Remember when I said we were going to wake up early and beat the crowds? Well, we did that. The only problem was we were too early, and "rainbow" mountain was exactly one shade: white. We were in a race. We could see the hoards coming up the mountain, only about 20 minutes away from the top. To our guess the snow was also about 20 minutes away from melting. Call it a tie, because just as the first most keen day trippers arrived, the mountain started showing off. I'm going to do something bold here and tell you something that everyone else who visits seems to keep to themselves. Calling it "rainbow" is a bit of an exaggeration. Don't expect a vibrant display of the ROY G BIV hues. Do however, expect a wicked array of soft reds and even something approaching blue. The colours aren't exactly unusual in South America. If you do some exploring in the Andes, you will undoubtedly find many a mountain in the same league.

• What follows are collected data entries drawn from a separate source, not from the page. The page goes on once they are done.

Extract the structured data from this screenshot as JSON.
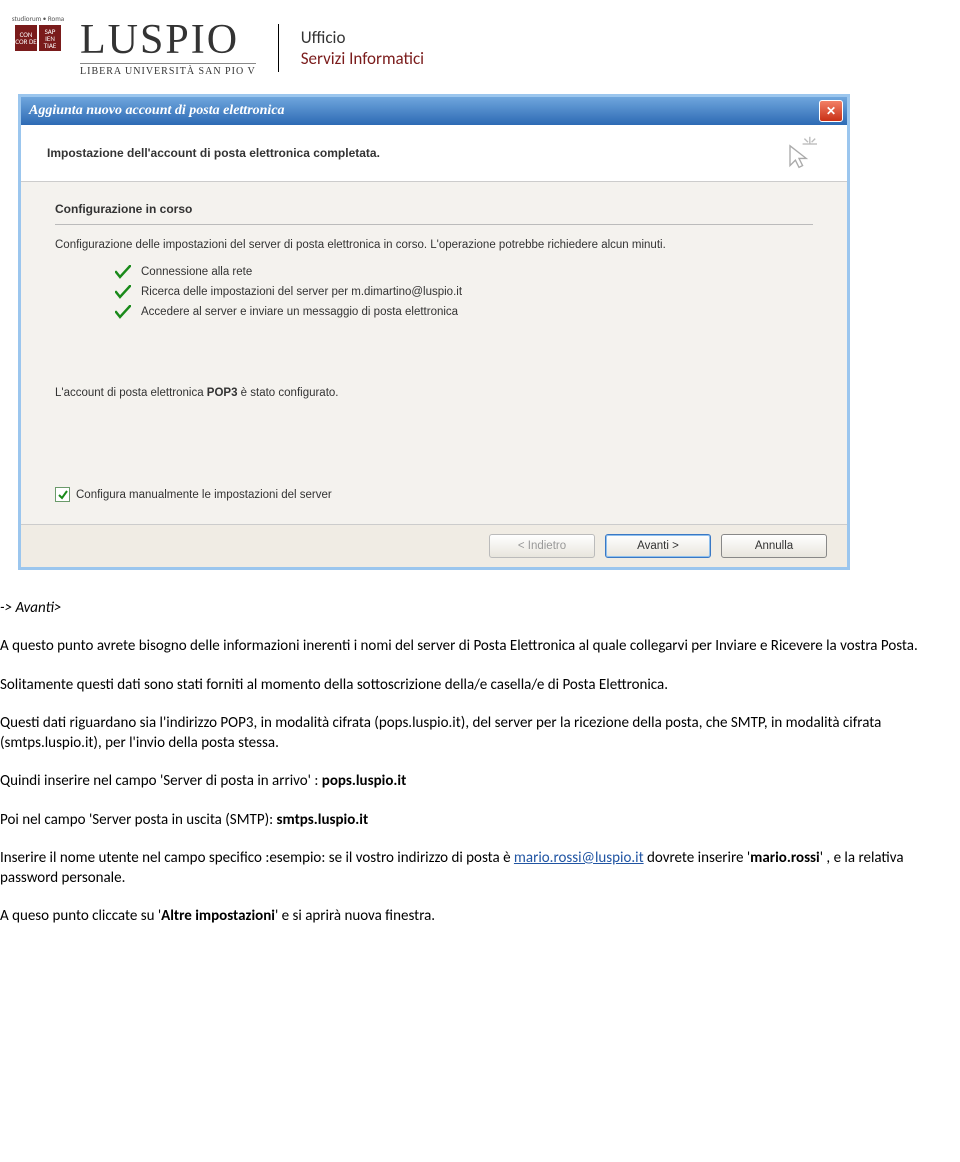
{
  "header": {
    "seal_top": "studiorum • Roma",
    "seal_left": "CON\nCOR\nDE",
    "seal_right": "SAP\nIEN\nTIAE",
    "brand": "LUSPIO",
    "brand_sub": "LIBERA UNIVERSITÀ SAN PIO V",
    "office_l1": "Ufficio",
    "office_l2": "Servizi Informatici"
  },
  "dialog": {
    "title": "Aggiunta nuovo account di posta elettronica",
    "subheader": "Impostazione dell'account di posta elettronica completata.",
    "section_title": "Configurazione in corso",
    "intro": "Configurazione delle impostazioni del server di posta elettronica in corso. L'operazione potrebbe richiedere alcun minuti.",
    "checks": {
      "0": "Connessione alla rete",
      "1": "Ricerca delle impostazioni del server per m.dimartino@luspio.it",
      "2": "Accedere al server e inviare un messaggio di posta elettronica"
    },
    "configured_prefix": "L'account di posta elettronica ",
    "configured_bold": "POP3",
    "configured_suffix": " è stato configurato.",
    "manual_label": "Configura manualmente le impostazioni del server",
    "buttons": {
      "back": "< Indietro",
      "next": "Avanti >",
      "cancel": "Annulla"
    }
  },
  "doc": {
    "step": "-> Avanti>",
    "p1": "A questo punto avrete bisogno delle informazioni inerenti i nomi del server di Posta Elettronica al quale collegarvi per Inviare e Ricevere la vostra Posta.",
    "p2": "Solitamente questi dati sono stati forniti al momento della sottoscrizione della/e casella/e di Posta Elettronica.",
    "p3": "Questi dati riguardano sia l'indirizzo POP3, in modalità cifrata (pops.luspio.it), del server per la ricezione della posta, che SMTP, in modalità cifrata (smtps.luspio.it), per l'invio della posta stessa.",
    "p4_prefix": "Quindi inserire nel campo 'Server di posta in arrivo' : ",
    "p4_bold": "pops.luspio.it",
    "p5_prefix": "Poi  nel campo 'Server posta in uscita (SMTP): ",
    "p5_bold": "smtps.luspio.it",
    "p6_prefix": "Inserire il nome utente nel campo specifico :esempio: se il vostro indirizzo di posta è ",
    "p6_link": "mario.rossi@luspio.it",
    "p6_mid": " dovrete inserire '",
    "p6_bold": "mario.rossi",
    "p6_suffix": "' , e la relativa password personale.",
    "p7_prefix": "A queso punto cliccate su '",
    "p7_bold": "Altre impostazioni",
    "p7_suffix": "' e si aprirà nuova finestra."
  }
}
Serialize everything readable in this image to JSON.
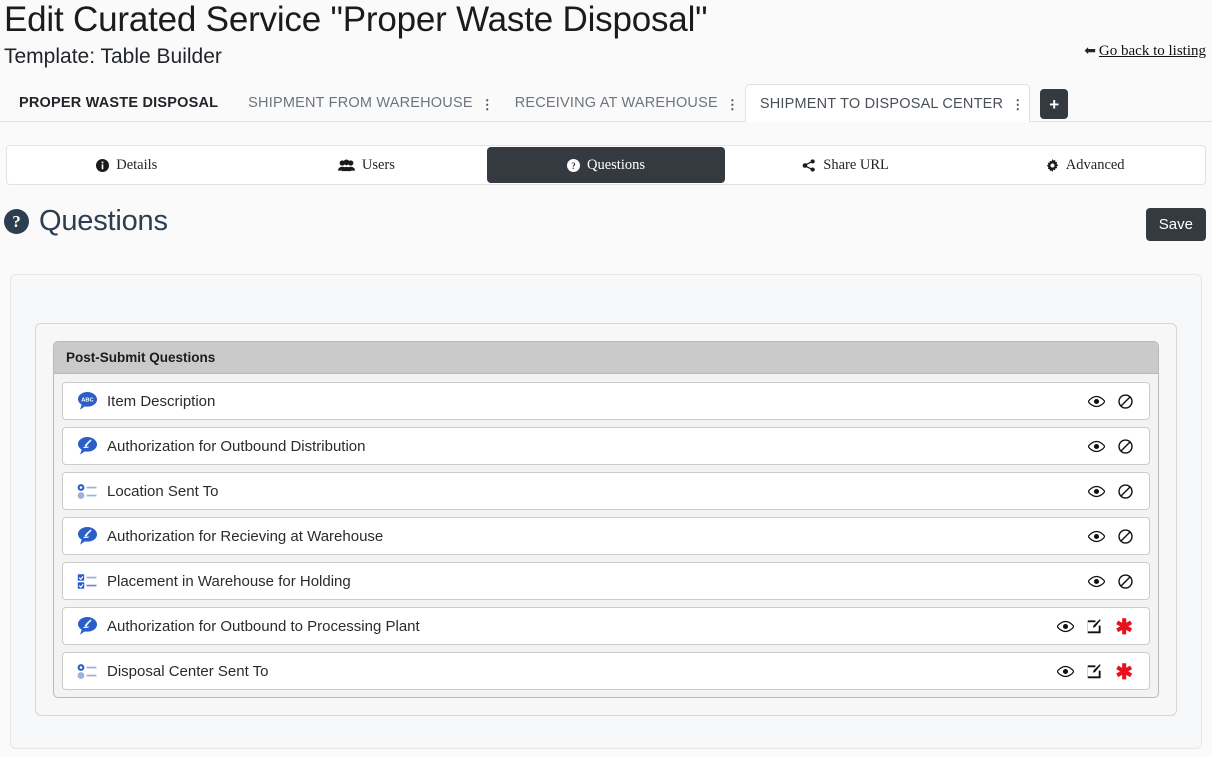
{
  "header": {
    "title": "Edit Curated Service \"Proper Waste Disposal\"",
    "subtitle": "Template: Table Builder",
    "go_back_label": "Go back to listing",
    "back_arrow_icon": "arrow-left-icon"
  },
  "tabs": {
    "items": [
      {
        "label": "PROPER WASTE DISPOSAL",
        "kebab": false,
        "style": "bold",
        "active": false
      },
      {
        "label": "SHIPMENT FROM WAREHOUSE",
        "kebab": true,
        "style": "muted",
        "active": false
      },
      {
        "label": "RECEIVING AT WAREHOUSE",
        "kebab": true,
        "style": "muted",
        "active": false
      },
      {
        "label": "SHIPMENT TO DISPOSAL CENTER",
        "kebab": true,
        "style": "muted",
        "active": true
      }
    ],
    "kebab_glyph": "⋮",
    "add_tab_label": "+",
    "add_tab_icon": "plus-icon"
  },
  "nav": {
    "items": [
      {
        "label": "Details",
        "icon": "info-circle-icon",
        "active": false
      },
      {
        "label": "Users",
        "icon": "users-icon",
        "active": false
      },
      {
        "label": "Questions",
        "icon": "question-circle-icon",
        "active": true
      },
      {
        "label": "Share URL",
        "icon": "share-icon",
        "active": false
      },
      {
        "label": "Advanced",
        "icon": "gear-icon",
        "active": false
      }
    ]
  },
  "section": {
    "title": "Questions",
    "badge_icon": "question-circle-icon",
    "badge_glyph": "?",
    "save_label": "Save"
  },
  "panel": {
    "header": "Post-Submit Questions",
    "rows": [
      {
        "label": "Item Description",
        "icon": "text-question-icon",
        "actions": [
          "eye-icon",
          "ban-icon"
        ]
      },
      {
        "label": "Authorization for Outbound Distribution",
        "icon": "signature-question-icon",
        "actions": [
          "eye-icon",
          "ban-icon"
        ]
      },
      {
        "label": "Location Sent To",
        "icon": "radio-list-icon",
        "actions": [
          "eye-icon",
          "ban-icon"
        ]
      },
      {
        "label": "Authorization for Recieving at Warehouse",
        "icon": "signature-question-icon",
        "actions": [
          "eye-icon",
          "ban-icon"
        ]
      },
      {
        "label": "Placement in Warehouse for Holding",
        "icon": "checkbox-list-icon",
        "actions": [
          "eye-icon",
          "ban-icon"
        ]
      },
      {
        "label": "Authorization for Outbound to Processing Plant",
        "icon": "signature-question-icon",
        "actions": [
          "eye-icon",
          "edit-icon",
          "required-asterisk-icon"
        ]
      },
      {
        "label": "Disposal Center Sent To",
        "icon": "radio-list-icon",
        "actions": [
          "eye-icon",
          "edit-icon",
          "required-asterisk-icon"
        ]
      }
    ]
  },
  "colors": {
    "page_background": "#fafafa",
    "dark": "#343a40",
    "panel_header": "#cacaca",
    "icon_blue": "#2a5fc8",
    "required_red": "#e8111c",
    "heading": "#2c3e50"
  }
}
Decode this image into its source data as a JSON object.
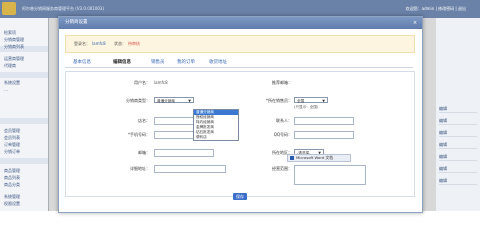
{
  "app": {
    "system_title": "阿尔普分销网服务商管理平台 (V3.0.001003)",
    "top_right": "欢迎您：admin | 修改密码 | 退出"
  },
  "sidebar": {
    "items": [
      "检索项",
      "分销商管理",
      "分销商列表",
      "",
      "运营商管理",
      "代理商",
      "",
      "系统设置",
      "…",
      "会员管理",
      "会员列表",
      "订单管理",
      "分销订单",
      "",
      "商品管理",
      "商品列表",
      "商品分类",
      "",
      "系统管理",
      "权限设置",
      "日志"
    ]
  },
  "modal": {
    "title": "分销商设置",
    "close": "×",
    "notice": {
      "label_user": "登录名：",
      "user": "lamfc8",
      "label_status": "状态：",
      "status": "待审核"
    },
    "tabs": [
      "基本信息",
      "编辑信息",
      "销售员",
      "我的订单",
      "收货地址"
    ],
    "active_tab": 1,
    "form": {
      "username_label": "用户名：",
      "username_value": "lamfc8",
      "type_label": "分销商类型：",
      "type_selected": "普通分销商",
      "type_options": [
        "普通分销商",
        "授权经销商",
        "特约经销商",
        "金牌批发商",
        "钻石批发商",
        "便利店"
      ],
      "store_label": "店名：",
      "phone_label": "*手机号码：",
      "email_label": "邮箱：",
      "address_label": "详细地址：",
      "referrer_label": "推荐邮箱：",
      "sales_label": "*所在销售员：",
      "sales_selected": "全国",
      "sales_hint": "(只显示：全国)",
      "contact_label": "联系人：",
      "qq_label": "QQ号码：",
      "region_label": "所在地区：",
      "region_selected": "-请选择-",
      "scope_label": "经营范围：",
      "autocomplete": "Microsoft Word 文档"
    },
    "save_label": "保存"
  },
  "right_pane": {
    "rows": [
      "",
      "",
      "编辑",
      "编辑",
      "编辑",
      "编辑",
      "编辑",
      "编辑",
      "编辑"
    ]
  }
}
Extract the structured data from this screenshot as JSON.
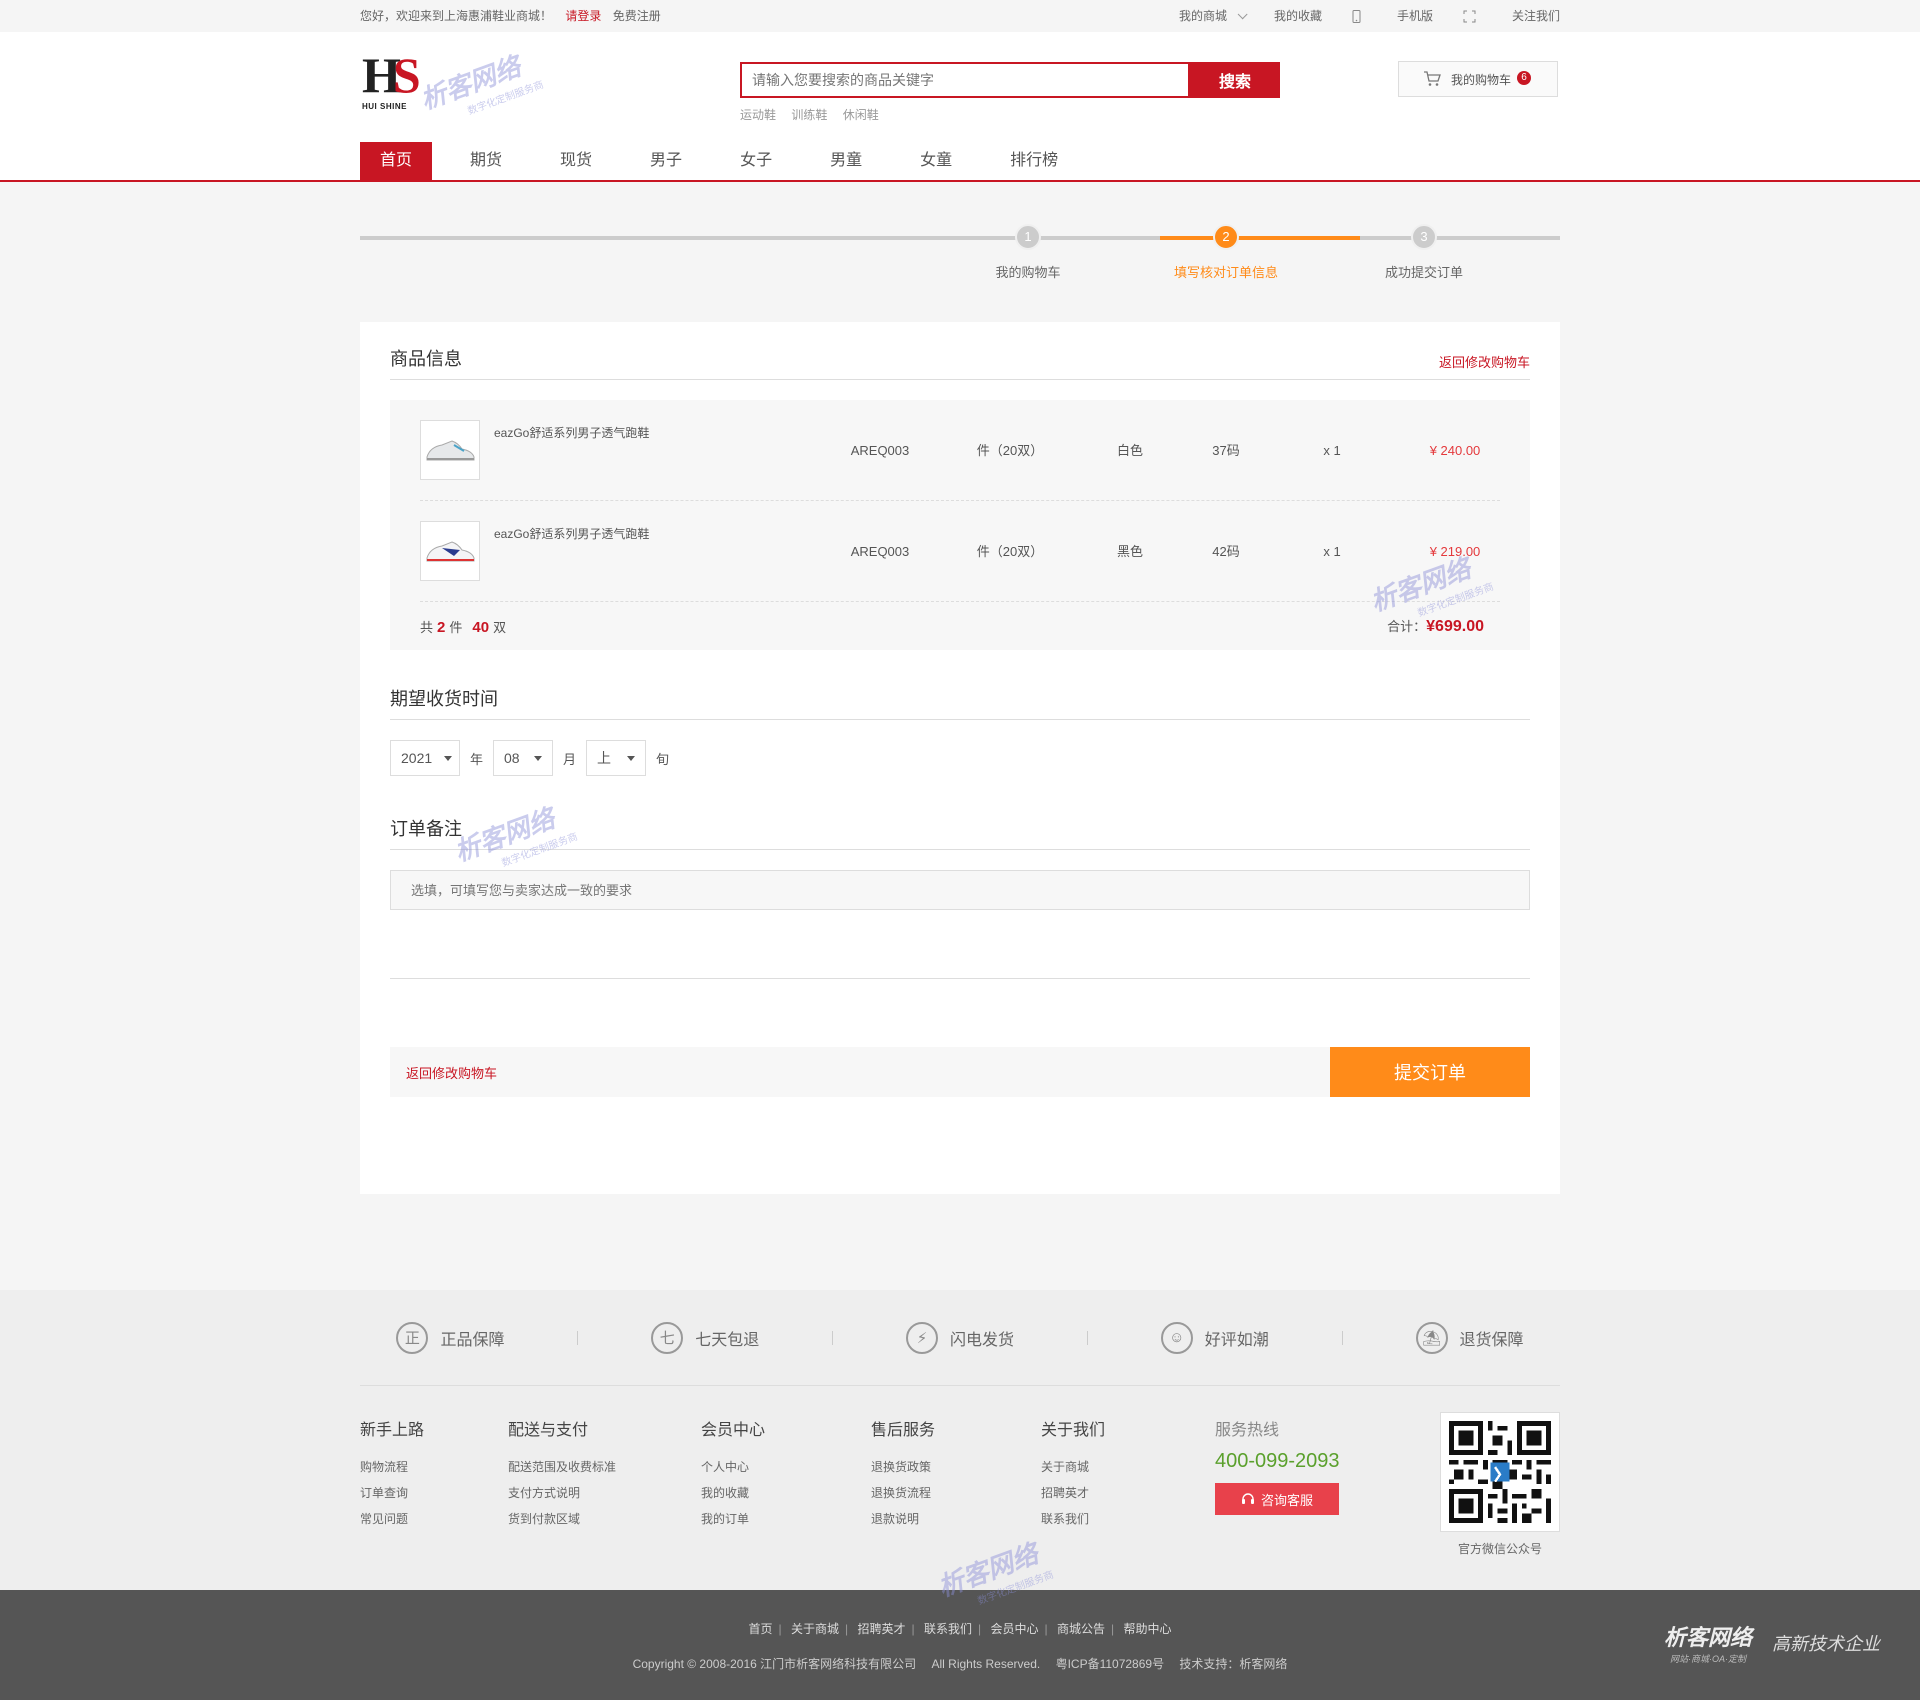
{
  "topbar": {
    "welcome": "您好，欢迎来到上海惠浦鞋业商城！",
    "login": "请登录",
    "register": "免费注册",
    "my_mall": "我的商城",
    "favorites": "我的收藏",
    "mobile": "手机版",
    "follow": "关注我们"
  },
  "header": {
    "logo_text": "HUI SHINE",
    "search_placeholder": "请输入您要搜索的商品关键字",
    "search_button": "搜索",
    "hot_words": [
      "运动鞋",
      "训练鞋",
      "休闲鞋"
    ],
    "cart_label": "我的购物车",
    "cart_count": "6"
  },
  "nav": [
    "首页",
    "期货",
    "现货",
    "男子",
    "女子",
    "男童",
    "女童",
    "排行榜"
  ],
  "steps": [
    {
      "num": "1",
      "label": "我的购物车"
    },
    {
      "num": "2",
      "label": "填写核对订单信息"
    },
    {
      "num": "3",
      "label": "成功提交订单"
    }
  ],
  "goods": {
    "title": "商品信息",
    "back_link": "返回修改购物车",
    "rows": [
      {
        "name": "eazGo舒适系列男子透气跑鞋",
        "code": "AREQ003",
        "unit": "件（20双）",
        "color": "白色",
        "size": "37码",
        "qty": "x 1",
        "price": "¥ 240.00"
      },
      {
        "name": "eazGo舒适系列男子透气跑鞋",
        "code": "AREQ003",
        "unit": "件（20双）",
        "color": "黑色",
        "size": "42码",
        "qty": "x 1",
        "price": "¥ 219.00"
      }
    ],
    "summary_prefix": "共",
    "summary_items": "2",
    "summary_mid": "件",
    "summary_pairs": "40",
    "summary_suffix": "双",
    "total_label": "合计：",
    "total_value": "¥699.00"
  },
  "delivery": {
    "title": "期望收货时间",
    "year": "2021",
    "year_unit": "年",
    "month": "08",
    "month_unit": "月",
    "period": "上",
    "period_unit": "旬"
  },
  "remark": {
    "title": "订单备注",
    "placeholder": "选填，可填写您与卖家达成一致的要求"
  },
  "submit": {
    "back_link": "返回修改购物车",
    "button": "提交订单"
  },
  "guarantees": [
    {
      "icon": "正",
      "label": "正品保障"
    },
    {
      "icon": "七",
      "label": "七天包退"
    },
    {
      "icon": "⚡",
      "label": "闪电发货"
    },
    {
      "icon": "☺",
      "label": "好评如潮"
    },
    {
      "icon": "⛱",
      "label": "退货保障"
    }
  ],
  "footer_cols": [
    {
      "title": "新手上路",
      "links": [
        "购物流程",
        "订单查询",
        "常见问题"
      ]
    },
    {
      "title": "配送与支付",
      "links": [
        "配送范围及收费标准",
        "支付方式说明",
        "货到付款区域"
      ]
    },
    {
      "title": "会员中心",
      "links": [
        "个人中心",
        "我的收藏",
        "我的订单"
      ]
    },
    {
      "title": "售后服务",
      "links": [
        "退换货政策",
        "退换货流程",
        "退款说明"
      ]
    },
    {
      "title": "关于我们",
      "links": [
        "关于商城",
        "招聘英才",
        "联系我们"
      ]
    }
  ],
  "hotline": {
    "title": "服务热线",
    "number": "400-099-2093",
    "button": "咨询客服"
  },
  "qr_label": "官方微信公众号",
  "bottom_links": [
    "首页",
    "关于商城",
    "招聘英才",
    "联系我们",
    "会员中心",
    "商城公告",
    "帮助中心"
  ],
  "copyright": "Copyright © 2008-2016 江门市析客网络科技有限公司",
  "rights": "All Rights Reserved.",
  "icp": "粤ICP备11072869号",
  "tech": "技术支持：析客网络",
  "brand": {
    "name": "析客网络",
    "sub": "网站·商城·OA·定制",
    "slogan": "高新技术企业"
  },
  "watermark": {
    "name": "析客网络",
    "sub": "数字化定制服务商"
  }
}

This one just happens to be very photogenic (especially when a healthy dose of saturation is added). Even still, we were four very stoked, and very tired trekkers.
Our quest had been a success. After searching around for a little while to try and find the pot of gold at the end of the rainbow, we set our sights towards the car. Just as we left a cloud enveloped the colourful mountain and the snow began once more. It had enough attention for one day, and the roughly 270 day trippers still slogging up the hill were in for a big dose of disappointment. Couldn't help to feel a little bad for them, but hey, it's not always rainbows and sunshine right?